料理、食事、文鳥と遊ぶ、掃除、洗濯、買い物と運動、読書、映画に植物の世話
仕事以外はだいたいこのくらいの出来事で構成されていて、早めの余生みたいだなと思う。

「いまのうちに」何かしなければという気分は定期的に襲ってくる。
時間はあるのに、何もできていないような気がして、そのことに罪悪感を覚える。
一時停止のまま数年放置され、すでにテープは伸びきってしまっているのではないか…などと不安になりつつ、そういったもやもやを少し脇においやり、とりあえず料理をしたり、食事をしたり、仕事をしたりする。



そんなコロナ禍において、文鳥は私の生活リズムを整え、なおかつ最も好奇心をそそる存在として寄り添ってくれている。

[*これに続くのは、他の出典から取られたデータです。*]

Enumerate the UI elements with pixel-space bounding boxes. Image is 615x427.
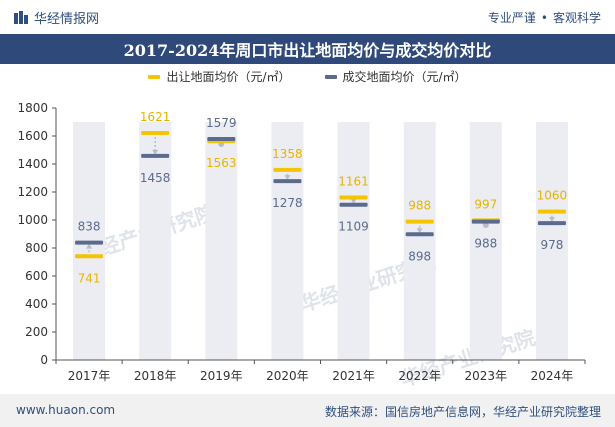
deal-price-label: 838 xyxy=(78,220,101,234)
change-arrow-head xyxy=(548,217,555,223)
category-band xyxy=(205,122,238,360)
slogan-tag-1: 专业严谨 xyxy=(487,11,536,25)
title-bar: 2017-2024年周口市出让地面均价与成交均价对比 xyxy=(0,34,615,64)
legend-swatch-deal xyxy=(324,74,337,79)
change-arrow-head xyxy=(86,243,93,249)
deal-price-label: 1458 xyxy=(140,171,171,185)
category-band xyxy=(139,122,172,360)
slogan-tag-2: 客观科学 xyxy=(552,11,601,25)
y-tick-label: 1000 xyxy=(17,213,48,227)
y-tick-label: 1400 xyxy=(17,157,48,171)
x-tick-label: 2021年 xyxy=(332,369,375,383)
x-tick-label: 2023年 xyxy=(465,369,508,383)
transfer-price-label: 741 xyxy=(78,271,101,285)
deal-price-mark xyxy=(471,219,500,224)
brand-name: 华经情报网 xyxy=(34,12,100,27)
transfer-price-mark xyxy=(273,167,302,172)
footer-url[interactable]: www.huaon.com xyxy=(16,403,116,417)
category-band xyxy=(337,122,370,360)
category-band xyxy=(403,122,436,360)
legend-swatch-transfer xyxy=(148,74,161,79)
change-arrow-head xyxy=(284,175,291,181)
deal-price-label: 1278 xyxy=(272,196,303,210)
deal-price-label: 898 xyxy=(408,249,431,263)
transfer-price-mark xyxy=(537,209,566,214)
transfer-price-mark xyxy=(405,219,434,224)
chart-legend: 出让地面均价（元/㎡） 成交地面均价（元/㎡） xyxy=(0,68,615,85)
transfer-price-label: 1563 xyxy=(206,156,237,170)
chart-area: 华经产业研究院华经产业研究院华经产业研究院0200400600800100012… xyxy=(17,101,586,391)
deal-price-mark xyxy=(75,240,104,245)
deal-price-mark xyxy=(537,221,566,226)
brand[interactable]: 华经情报网 xyxy=(14,8,99,27)
y-tick-label: 0 xyxy=(40,353,48,367)
x-tick-label: 2017年 xyxy=(68,369,111,383)
transfer-price-label: 988 xyxy=(408,199,431,213)
transfer-price-mark xyxy=(75,254,104,259)
legend-item-transfer[interactable]: 出让地面均价（元/㎡） xyxy=(148,68,291,85)
transfer-price-mark xyxy=(141,131,170,136)
change-arrow-head xyxy=(152,149,159,155)
transfer-price-label: 1161 xyxy=(338,174,369,188)
slogan: 专业严谨 • 客观科学 xyxy=(488,9,601,26)
x-tick-label: 2019年 xyxy=(200,369,243,383)
deal-price-mark xyxy=(141,153,170,158)
deal-price-mark xyxy=(405,232,434,237)
transfer-price-label: 1621 xyxy=(140,110,171,124)
deal-price-label: 988 xyxy=(474,237,497,251)
x-tick-label: 2018年 xyxy=(134,369,177,383)
footer-source: 数据来源：国信房地产信息网，华经产业研究院整理 xyxy=(324,405,601,419)
y-tick-label: 400 xyxy=(25,297,48,311)
change-arrow-head xyxy=(416,228,423,234)
deal-price-label: 1109 xyxy=(338,220,369,234)
transfer-price-label: 1358 xyxy=(272,147,303,161)
deal-price-mark xyxy=(339,202,368,207)
y-tick-label: 1200 xyxy=(17,185,48,199)
transfer-price-mark xyxy=(339,195,368,200)
deal-price-mark xyxy=(207,136,236,141)
y-tick-label: 800 xyxy=(25,241,48,255)
deal-price-label: 978 xyxy=(540,238,563,252)
x-tick-label: 2020年 xyxy=(266,369,309,383)
change-arrow-head xyxy=(350,198,357,204)
transfer-price-label: 1060 xyxy=(537,189,568,203)
top-bar: 华经情报网 专业严谨 • 客观科学 xyxy=(0,0,615,34)
y-tick-label: 200 xyxy=(25,325,48,339)
legend-label-transfer: 出让地面均价（元/㎡） xyxy=(166,70,291,84)
category-band xyxy=(535,122,568,360)
x-tick-label: 2022年 xyxy=(398,369,441,383)
chart-title: 2017-2024年周口市出让地面均价与成交均价对比 xyxy=(123,41,492,60)
legend-item-deal[interactable]: 成交地面均价（元/㎡） xyxy=(324,68,467,85)
category-band xyxy=(469,122,502,360)
y-tick-label: 1800 xyxy=(17,101,48,115)
category-band xyxy=(271,122,304,360)
transfer-price-label: 997 xyxy=(474,197,497,211)
deal-price-mark xyxy=(273,179,302,184)
x-tick-label: 2024年 xyxy=(531,369,574,383)
brand-logo-icon xyxy=(14,10,28,24)
legend-label-deal: 成交地面均价（元/㎡） xyxy=(342,70,467,84)
footer: www.huaon.com 数据来源：国信房地产信息网，华经产业研究院整理 xyxy=(0,394,615,427)
y-tick-label: 600 xyxy=(25,269,48,283)
bullet-icon: • xyxy=(540,11,548,25)
y-tick-label: 1600 xyxy=(17,129,48,143)
deal-price-label: 1579 xyxy=(206,116,237,130)
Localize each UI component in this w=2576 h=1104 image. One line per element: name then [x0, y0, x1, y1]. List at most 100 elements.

ソファに寄りかかって本を読んでいるとき、文鳥は大抵肩の上で丸くなって眠っている。もしくは私の髪の毛を羽繕いしてくれている。たまにページをめくる手を威嚇する。
物語に泣いていると、その涙を飲もうと首を伸ばすので笑ってしまう。
戦時下に拾われたスズメとの生活を描いた「ある小さなスズメの記録」を読み終えた時もそうだった。いつかこの本のことを思い出すとき、首元の温もりもまた蘇るのならば、とても嬉しいことだ。